Pas encore au sens d’AWS ou d’Azure, si l’on considère la profondeur des services et l’écosystème. StackIT est opérationnel en production et cité en référence grâce au contrat *Deutschland-Stack*, mais son catalogue de services continue de s’étoffer. L’ambition est affichée, le chemin pour y parvenir est en cours.
Quelle est la différence entre ES³ et le BSI C5 ?
Le BSI C5:2026 certifie la sécurité informatique d’un cloud. ES³ et le catalogue complémentaire C3A évaluent en plus la souveraineté numérique, c’est-à-dire l’opérateur, la maîtrise des données et l’indépendance vis-à-vis des accès non européens. Le C5 indique le niveau de sécurité. ES³ indique le niveau de souveraineté.
Pourquoi IONOS est-il bien moins cher ?
IONOS exploite ses propres centres de données avec une structure de services allégée et mise délibérément sur le prix. Environ 0,015 Euro par heure-vCPU en sont le résultat. Le compromis ? Un catalogue de services managés plus restreint que celui des hyperscalers américains.

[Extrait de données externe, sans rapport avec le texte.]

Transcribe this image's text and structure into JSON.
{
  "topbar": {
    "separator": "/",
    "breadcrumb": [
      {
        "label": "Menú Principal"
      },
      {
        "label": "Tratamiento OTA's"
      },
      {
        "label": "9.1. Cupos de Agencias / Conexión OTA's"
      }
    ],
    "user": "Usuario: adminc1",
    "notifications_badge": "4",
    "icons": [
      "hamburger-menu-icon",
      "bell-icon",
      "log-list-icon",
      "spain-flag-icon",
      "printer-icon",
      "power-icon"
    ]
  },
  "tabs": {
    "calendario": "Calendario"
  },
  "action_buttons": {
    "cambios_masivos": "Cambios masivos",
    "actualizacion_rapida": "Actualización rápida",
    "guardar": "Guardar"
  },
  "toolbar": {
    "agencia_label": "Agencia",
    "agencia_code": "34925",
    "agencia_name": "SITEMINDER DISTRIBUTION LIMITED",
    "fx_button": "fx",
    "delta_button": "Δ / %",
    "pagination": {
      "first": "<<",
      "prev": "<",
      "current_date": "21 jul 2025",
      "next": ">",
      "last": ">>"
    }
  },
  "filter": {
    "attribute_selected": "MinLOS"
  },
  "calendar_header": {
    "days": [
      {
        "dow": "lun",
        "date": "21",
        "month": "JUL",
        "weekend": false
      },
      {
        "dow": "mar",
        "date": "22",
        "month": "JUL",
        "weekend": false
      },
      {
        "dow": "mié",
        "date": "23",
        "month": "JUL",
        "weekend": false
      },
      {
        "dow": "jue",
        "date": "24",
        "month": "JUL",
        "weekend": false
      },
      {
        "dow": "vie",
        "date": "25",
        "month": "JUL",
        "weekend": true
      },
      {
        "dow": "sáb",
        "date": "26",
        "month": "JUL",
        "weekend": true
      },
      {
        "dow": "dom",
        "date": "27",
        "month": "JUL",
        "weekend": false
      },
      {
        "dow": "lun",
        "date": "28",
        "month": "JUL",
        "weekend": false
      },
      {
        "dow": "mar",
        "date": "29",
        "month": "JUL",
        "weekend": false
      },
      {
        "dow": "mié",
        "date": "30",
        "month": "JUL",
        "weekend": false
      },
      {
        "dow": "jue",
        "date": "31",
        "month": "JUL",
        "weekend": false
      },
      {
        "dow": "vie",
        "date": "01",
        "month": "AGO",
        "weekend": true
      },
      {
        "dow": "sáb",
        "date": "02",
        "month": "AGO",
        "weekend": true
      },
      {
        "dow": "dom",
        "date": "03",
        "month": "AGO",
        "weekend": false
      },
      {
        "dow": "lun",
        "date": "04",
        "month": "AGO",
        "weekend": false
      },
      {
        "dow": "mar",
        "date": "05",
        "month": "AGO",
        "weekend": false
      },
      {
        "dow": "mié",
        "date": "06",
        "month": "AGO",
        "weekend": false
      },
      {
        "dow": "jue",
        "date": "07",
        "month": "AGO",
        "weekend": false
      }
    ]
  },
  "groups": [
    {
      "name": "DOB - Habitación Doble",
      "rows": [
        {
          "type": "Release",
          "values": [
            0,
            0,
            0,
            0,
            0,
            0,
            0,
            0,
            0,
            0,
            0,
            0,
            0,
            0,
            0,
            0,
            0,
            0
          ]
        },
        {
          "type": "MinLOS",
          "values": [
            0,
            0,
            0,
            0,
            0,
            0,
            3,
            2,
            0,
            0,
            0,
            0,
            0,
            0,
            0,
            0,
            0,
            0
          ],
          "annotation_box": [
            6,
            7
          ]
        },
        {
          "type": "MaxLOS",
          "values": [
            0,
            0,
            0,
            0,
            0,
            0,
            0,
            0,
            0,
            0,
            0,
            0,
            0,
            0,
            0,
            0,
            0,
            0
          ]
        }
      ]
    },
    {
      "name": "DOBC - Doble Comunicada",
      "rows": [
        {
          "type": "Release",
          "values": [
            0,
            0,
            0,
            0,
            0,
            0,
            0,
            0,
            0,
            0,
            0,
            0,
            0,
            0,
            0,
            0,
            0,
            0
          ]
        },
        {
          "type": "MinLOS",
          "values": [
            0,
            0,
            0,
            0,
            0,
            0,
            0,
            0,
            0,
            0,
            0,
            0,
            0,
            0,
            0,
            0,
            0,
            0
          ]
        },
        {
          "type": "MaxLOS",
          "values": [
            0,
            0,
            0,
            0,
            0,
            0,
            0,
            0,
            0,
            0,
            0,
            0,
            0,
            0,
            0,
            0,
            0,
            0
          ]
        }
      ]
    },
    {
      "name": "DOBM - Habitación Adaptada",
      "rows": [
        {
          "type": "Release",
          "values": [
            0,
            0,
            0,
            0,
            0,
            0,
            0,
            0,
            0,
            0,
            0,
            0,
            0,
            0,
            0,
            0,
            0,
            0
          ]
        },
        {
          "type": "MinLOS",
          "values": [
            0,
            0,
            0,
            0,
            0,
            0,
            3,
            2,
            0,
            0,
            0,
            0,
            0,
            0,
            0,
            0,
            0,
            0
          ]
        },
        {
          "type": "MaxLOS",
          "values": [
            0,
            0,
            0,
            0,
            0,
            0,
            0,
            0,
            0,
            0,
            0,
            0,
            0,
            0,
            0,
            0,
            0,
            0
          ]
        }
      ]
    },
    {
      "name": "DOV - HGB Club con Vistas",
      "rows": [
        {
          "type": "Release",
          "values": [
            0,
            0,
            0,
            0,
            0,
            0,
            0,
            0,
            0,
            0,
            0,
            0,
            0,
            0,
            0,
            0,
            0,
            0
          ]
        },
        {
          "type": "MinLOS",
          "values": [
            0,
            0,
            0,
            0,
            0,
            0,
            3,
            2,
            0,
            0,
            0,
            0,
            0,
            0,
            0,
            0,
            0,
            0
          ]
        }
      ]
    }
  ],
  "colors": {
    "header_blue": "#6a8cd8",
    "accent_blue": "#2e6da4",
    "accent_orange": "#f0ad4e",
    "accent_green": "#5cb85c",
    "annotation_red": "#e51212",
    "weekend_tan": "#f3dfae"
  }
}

Puis-je combiner un hyperscaler américain et un cloud souverain ?
Oui, c’est même la solution la plus répandue. Les charges de travail non critiques tournent sur AWS ou Azure, tandis que les charges régulées et critiques pour l’entreprise sont hébergées chez un fournisseur souverain. L’essentiel est de bien classifier les données et de prévoir un plan de sortie réaliste pour chaque partie de l’infrastructure.
Qui se cache derrière le *Deutschland-Stack* ?
En mai 2026, l’État fédéral a attribué un contrat d’environ 250 millions d’Euros pour une plateforme cloud souveraine dédiée à l’IA, sous forme de *Platform-as-a-Service*. Le marché est réparti entre deux consortiums : T-Systems avec SAP d’un côté, et un groupement composé de SVA, Schwarz Digits et Codesphere de l’autre. StackIT fournit l’infrastructure certifiée BSI.